Labor has policy alternatives to the low expectations and sorry apologies from those opposite. One: we will invest an additional $637.6 million into TAFE and vocational education, reversing the government's 2017 budget cuts in full. Two: we will guarantee at least two-thirds of public vocational education funding for TAFE. We should be putting public money into public institutions as important and necessary as the TAFE system. Three: we will invest in a new $100 million Building TAFE for the Future Fund to re-establish TAFE facilities in regional communities, meet local industry needs and support teaching for the digital economy. Four: we will set a target of one in 10 apprentices on all Commonwealth priority projects and major government business enterprise projects. We are not just talking the talk; we will walk the walk, and we will say that if you are on a government project you will employ one apprentice for every 10 employees on the job.

Five: we will invest in pre-apprenticeship programs, preparing up to 10,000 young job seekers to start an apprenticeship to be delivered by TAFE. What could be more important in areas where there is over 20 per cent youth unemployment than to provide support and opportunities for young Australians to actually get into TAFE, to get an apprenticeship and to actually build a life of security for the future, for themselves and for their families?

Six: we will establish an advanced entry adult apprenticeships program to fast-track apprenticeships for up to 20,000 people who are facing redundancy or whose jobs have been lost, and that would be delivered by TAFE. An example: this mob over here basically chased away General Motors and Toyota—told them they were not wanted in Australia—and now we will get thousands of skilled workers on production lines who have the engineering skills and who could be fast-tracked into apprenticeships and fast-tracked into trades and could continue to make a positive contribution to the Australian economy.
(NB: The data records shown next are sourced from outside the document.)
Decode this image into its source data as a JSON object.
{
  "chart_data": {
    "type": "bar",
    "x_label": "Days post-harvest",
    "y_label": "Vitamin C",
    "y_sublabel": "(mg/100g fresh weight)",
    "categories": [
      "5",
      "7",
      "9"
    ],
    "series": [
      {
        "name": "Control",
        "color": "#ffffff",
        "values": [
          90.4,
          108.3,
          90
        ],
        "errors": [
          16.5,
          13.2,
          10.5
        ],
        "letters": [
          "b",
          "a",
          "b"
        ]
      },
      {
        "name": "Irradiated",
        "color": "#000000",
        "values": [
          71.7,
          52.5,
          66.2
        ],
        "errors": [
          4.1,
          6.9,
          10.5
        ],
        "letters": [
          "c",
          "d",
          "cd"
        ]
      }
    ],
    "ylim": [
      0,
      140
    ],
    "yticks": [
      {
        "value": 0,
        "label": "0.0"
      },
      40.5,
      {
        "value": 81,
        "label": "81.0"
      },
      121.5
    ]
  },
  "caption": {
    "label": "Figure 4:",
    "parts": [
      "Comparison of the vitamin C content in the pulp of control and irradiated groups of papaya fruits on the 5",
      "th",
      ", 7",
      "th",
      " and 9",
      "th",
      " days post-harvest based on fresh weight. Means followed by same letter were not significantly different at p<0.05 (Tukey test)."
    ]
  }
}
In conclusion, TAFE and vocational education is in Labor's DNA. Generations of Australians have secured decent jobs because they trained at TAFE or did an apprenticeship. In our fast-changing world, a modern, adaptable TAFE and vocational education system will not be just a good thing to have; it will be essential to jobs and economic growth. While Labor supports the bills before the Senate today, there is so much more to be done for TAFE and vocational education, but so little will be done by those opposite.

Just look at my example: I am here as a senator for New South Wales on the basis of being able to have an apprenticeship. I do not have any tertiary qualifications. I do not have university training. What I have is a trade certificate, and my trade certificate gave me the opportunity to get skilled up in the equivalent of TAFE in Scotland, to actually understand engineering principles and problem solving principles and to be able to take my trade from Scotland and come to Australia and work as a tradesperson here, and to move from that position with the skills that I had learned to represent working people for 27 years in the Australian Manufacturing Workers' Union—look after the penalty rates, look after their rights, look after their conditions on the job, make sure they had dignity at work. That is what my trade did for me. It allowed me to move anywhere in the world with my trade certificate. When I came to Australia I had the opportunity to move to South Africa, to move to New Zealand, to move to Canada or to go to Germany. I chose to come to Australia because we were an egalitarian country, because this country provided opportunities for tradespeople.

We should be giving that same opportunity to young Australians, not simply bring more and more foreign workers into the country when young people are crying out for the opportunity for an apprenticeship. We should be looking after Australia's young workers with a decent TAFE system. On that basis, we support these bills.